Gardaí ‘at risk’ due to lack of prisoner van in rural district

 

 

Gardaí attached to a rural district have told management they now fear for their personal safety due to a lack of adequate transport.

Officers based at Milford station in Donegal have in recent months suffered both verbal and physical abuse at the hands of detainees because the station has no patrol van on site.

The situation has reached such a dire level, Gardaí are considering taking action against the force under health and safety rules, the Irish Independent can reveal.

In one disturbing incident, three officers were forced to disembark a Garda vehicle after a man with a raft of convictions began indiscriminately spitting on them. The Gardaí waited on the side of the road for a prisoner patrol van to arrive from a station located 30km away in Letterkenny.

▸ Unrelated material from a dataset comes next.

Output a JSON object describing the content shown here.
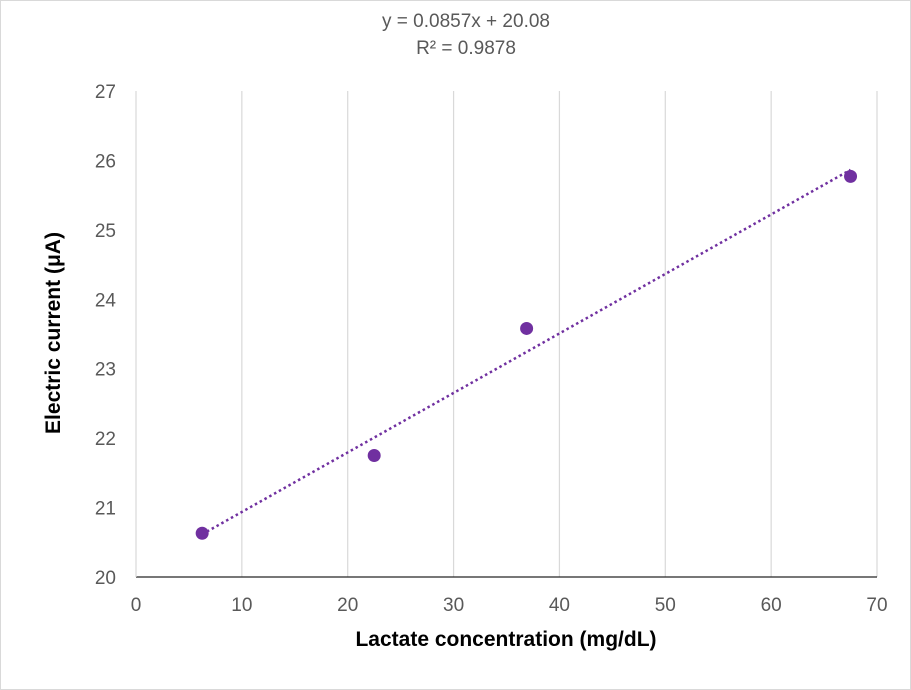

The criminal in question is well-known to Gardaí, and sources said it was entirely unsuitable for him to be transferred in the back of a routine patrol car.

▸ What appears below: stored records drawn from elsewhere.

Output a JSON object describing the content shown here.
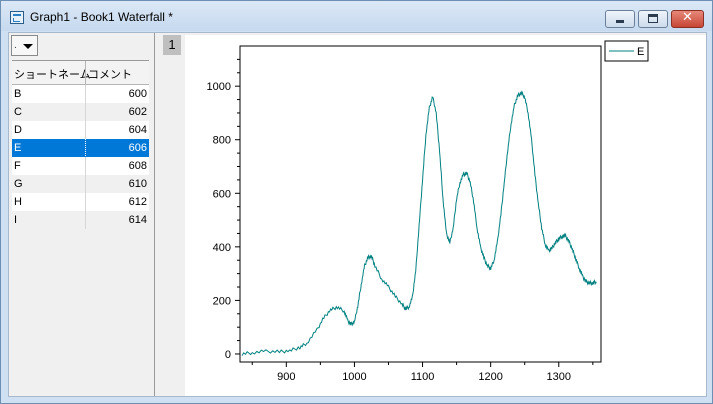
{
  "window": {
    "title": "Graph1 - Book1 Waterfall *",
    "close_glyph": "✕"
  },
  "side_panel": {
    "dropdown_value": ".",
    "columns": [
      "ショートネーム",
      "コメント"
    ],
    "rows": [
      {
        "name": "B",
        "comment": "600",
        "selected": false
      },
      {
        "name": "C",
        "comment": "602",
        "selected": false
      },
      {
        "name": "D",
        "comment": "604",
        "selected": false
      },
      {
        "name": "E",
        "comment": "606",
        "selected": true
      },
      {
        "name": "F",
        "comment": "608",
        "selected": false
      },
      {
        "name": "G",
        "comment": "610",
        "selected": false
      },
      {
        "name": "H",
        "comment": "612",
        "selected": false
      },
      {
        "name": "I",
        "comment": "614",
        "selected": false
      }
    ]
  },
  "graph": {
    "page_number": "1"
  },
  "chart_data": {
    "type": "line",
    "xlim": [
      832,
      1362
    ],
    "ylim": [
      -30,
      1150
    ],
    "x_ticks": [
      900,
      1000,
      1100,
      1200,
      1300
    ],
    "y_ticks": [
      0,
      200,
      400,
      600,
      800,
      1000
    ],
    "legend_position": "top-right-outside",
    "line_color": "#008080",
    "series": [
      {
        "name": "E",
        "x": [
          835,
          850,
          870,
          890,
          905,
          920,
          930,
          945,
          955,
          965,
          975,
          985,
          990,
          995,
          1000,
          1005,
          1010,
          1015,
          1020,
          1025,
          1030,
          1040,
          1050,
          1060,
          1070,
          1075,
          1080,
          1085,
          1090,
          1095,
          1100,
          1105,
          1110,
          1115,
          1120,
          1125,
          1130,
          1135,
          1140,
          1145,
          1150,
          1155,
          1160,
          1165,
          1170,
          1175,
          1180,
          1185,
          1190,
          1195,
          1200,
          1205,
          1210,
          1215,
          1220,
          1225,
          1230,
          1235,
          1240,
          1245,
          1250,
          1255,
          1260,
          1265,
          1270,
          1275,
          1280,
          1285,
          1290,
          1295,
          1300,
          1305,
          1310,
          1315,
          1320,
          1325,
          1330,
          1335,
          1340,
          1345,
          1350,
          1355
        ],
        "y": [
          0,
          5,
          10,
          8,
          12,
          25,
          40,
          90,
          135,
          165,
          175,
          160,
          125,
          110,
          120,
          180,
          260,
          330,
          360,
          365,
          330,
          280,
          250,
          215,
          185,
          170,
          175,
          210,
          310,
          480,
          650,
          820,
          920,
          960,
          900,
          760,
          580,
          450,
          415,
          470,
          580,
          640,
          670,
          675,
          640,
          570,
          470,
          400,
          360,
          330,
          320,
          350,
          420,
          520,
          640,
          760,
          860,
          930,
          965,
          975,
          960,
          900,
          800,
          670,
          560,
          470,
          410,
          385,
          395,
          415,
          430,
          440,
          440,
          420,
          390,
          355,
          320,
          290,
          270,
          265,
          265,
          270
        ]
      }
    ]
  }
}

The patrol car itself was grounded for several days because it was contaminated with saliva.

Officers at Milford have repeatedly pleaded with Garda management for a new public order van after the original was withdrawn in 2013.

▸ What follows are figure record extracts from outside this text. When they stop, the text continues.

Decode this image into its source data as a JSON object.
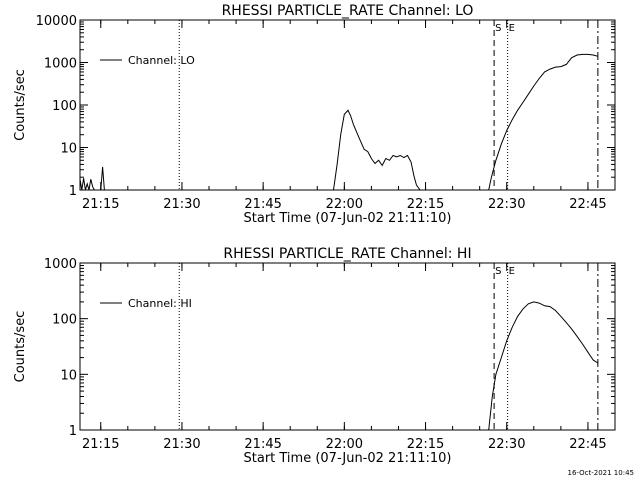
{
  "footer_timestamp": "16-Oct-2021 10:45",
  "chart_data": [
    {
      "type": "line",
      "title": "RHESSI PARTICLE_RATE Channel: LO",
      "xlabel": "Start Time (07-Jun-02 21:11:10)",
      "ylabel": "Counts/sec",
      "yscale": "log",
      "ylim": [
        1,
        10000
      ],
      "xlim": [
        "21:11:10",
        "22:50:00"
      ],
      "yticks": [
        "1",
        "10",
        "100",
        "1000",
        "10000"
      ],
      "xticks": [
        "21:15",
        "21:30",
        "21:45",
        "22:00",
        "22:15",
        "22:30",
        "22:45"
      ],
      "grid": false,
      "legend": {
        "position": "top-left",
        "entries": [
          "Channel: LO"
        ]
      },
      "markers": [
        {
          "label": "",
          "time": "21:29:30",
          "style": "dotted"
        },
        {
          "label": "S",
          "time": "22:27:40",
          "style": "dashed"
        },
        {
          "label": "E",
          "time": "22:30:10",
          "style": "dotted"
        },
        {
          "label": "",
          "time": "22:46:50",
          "style": "dashdot"
        }
      ],
      "series": [
        {
          "name": "Channel: LO",
          "segments": [
            {
              "x": [
                "21:11:10",
                "21:11:30",
                "21:11:50",
                "21:12:10",
                "21:12:30",
                "21:12:50",
                "21:13:10",
                "21:13:30",
                "21:13:50"
              ],
              "y": [
                1.8,
                1,
                1.9,
                1,
                1.4,
                1,
                1.8,
                1.2,
                1
              ]
            },
            {
              "x": [
                "21:15:00",
                "21:15:20",
                "21:15:40"
              ],
              "y": [
                1,
                3.5,
                1
              ]
            },
            {
              "x": [
                "21:58:00",
                "21:58:40",
                "21:59:20",
                "22:00:00",
                "22:00:40",
                "22:01:10",
                "22:01:40",
                "22:02:20",
                "22:03:00",
                "22:03:40",
                "22:04:20",
                "22:05:00",
                "22:05:40",
                "22:06:20",
                "22:07:00",
                "22:07:40",
                "22:08:20",
                "22:09:00",
                "22:09:40",
                "22:10:20",
                "22:11:00",
                "22:11:40",
                "22:12:20",
                "22:12:50",
                "22:13:20",
                "22:14:00"
              ],
              "y": [
                1,
                4,
                20,
                60,
                75,
                55,
                35,
                22,
                14,
                9,
                8,
                5.5,
                4.2,
                5,
                3.8,
                5.5,
                5,
                6.5,
                6,
                6.5,
                5.8,
                6.5,
                4.5,
                2.2,
                1.3,
                1
              ]
            },
            {
              "x": [
                "22:26:40",
                "22:27:10",
                "22:28:00",
                "22:29:00",
                "22:30:00",
                "22:31:00",
                "22:32:00",
                "22:33:00",
                "22:34:00",
                "22:35:00",
                "22:36:00",
                "22:37:00",
                "22:38:00",
                "22:39:00",
                "22:40:00",
                "22:41:00",
                "22:42:00",
                "22:43:00",
                "22:44:00",
                "22:45:00",
                "22:46:00",
                "22:46:50"
              ],
              "y": [
                1,
                2,
                5,
                12,
                25,
                45,
                75,
                115,
                180,
                280,
                420,
                600,
                700,
                780,
                800,
                900,
                1300,
                1500,
                1550,
                1550,
                1500,
                1400
              ]
            }
          ]
        }
      ]
    },
    {
      "type": "line",
      "title": "RHESSI PARTICLE_RATE Channel: HI",
      "xlabel": "Start Time (07-Jun-02 21:11:10)",
      "ylabel": "Counts/sec",
      "yscale": "log",
      "ylim": [
        1,
        1000
      ],
      "xlim": [
        "21:11:10",
        "22:50:00"
      ],
      "yticks": [
        "1",
        "10",
        "100",
        "1000"
      ],
      "xticks": [
        "21:15",
        "21:30",
        "21:45",
        "22:00",
        "22:15",
        "22:30",
        "22:45"
      ],
      "grid": false,
      "legend": {
        "position": "top-left",
        "entries": [
          "Channel: HI"
        ]
      },
      "markers": [
        {
          "label": "",
          "time": "21:29:30",
          "style": "dotted"
        },
        {
          "label": "S",
          "time": "22:27:40",
          "style": "dashed"
        },
        {
          "label": "E",
          "time": "22:30:10",
          "style": "dotted"
        },
        {
          "label": "",
          "time": "22:46:50",
          "style": "dashdot"
        }
      ],
      "series": [
        {
          "name": "Channel: HI",
          "segments": [
            {
              "x": [
                "22:26:40",
                "22:27:20",
                "22:28:00",
                "22:29:00",
                "22:30:00",
                "22:31:00",
                "22:32:00",
                "22:33:00",
                "22:34:00",
                "22:35:00",
                "22:36:00",
                "22:37:00",
                "22:38:00",
                "22:39:00",
                "22:40:00",
                "22:41:00",
                "22:42:00",
                "22:43:00",
                "22:44:00",
                "22:45:00",
                "22:46:00",
                "22:46:50"
              ],
              "y": [
                1,
                4,
                10,
                20,
                40,
                70,
                110,
                150,
                185,
                200,
                190,
                170,
                165,
                140,
                110,
                85,
                65,
                48,
                35,
                25,
                18,
                16
              ]
            }
          ]
        }
      ]
    }
  ]
}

The Garda Representative Association (GRA) has also warned that members’ safety would be put at risk unless the vehicle fleet was upgraded. A detailed business plan sent to management states that there are health and safety issues associated with transporting individuals’ long distances – as is often the case in rural Donegal.

“Members are in real danger of being assaulted or injured, and the only way to reduce this risk is to have a public order van with cell accommodation available,” the plan states.

“Failure to replace the van will result in public order incidents being more resource intensive, reduce the efficiency of personnel development, and expose the organisation to significant risk of litigation.”

Despite the detailed business plan being presented, Garda management has to date failed to provide a replacement vehicle. This is despite the fact that Deputy Garda Commissioner Donal O’Cualáin told a recent Oireachtas committee hearing that management had improved morale in the force by renewing Garda fleets.

Contacted last night, the GRA representative in Donegal, Brendan O’Connor, confirmed that members were considering taken action under health and safety legislation.

“Certainly the lack of proper Garda vehicles, and the failure to provide proper prisoner transport, has resulted in significant health and safety hazards,” Garda O’Connor said.

“I am coming under pressure from Gardaí to take action on their behalf, because the situation is becoming intolerable.”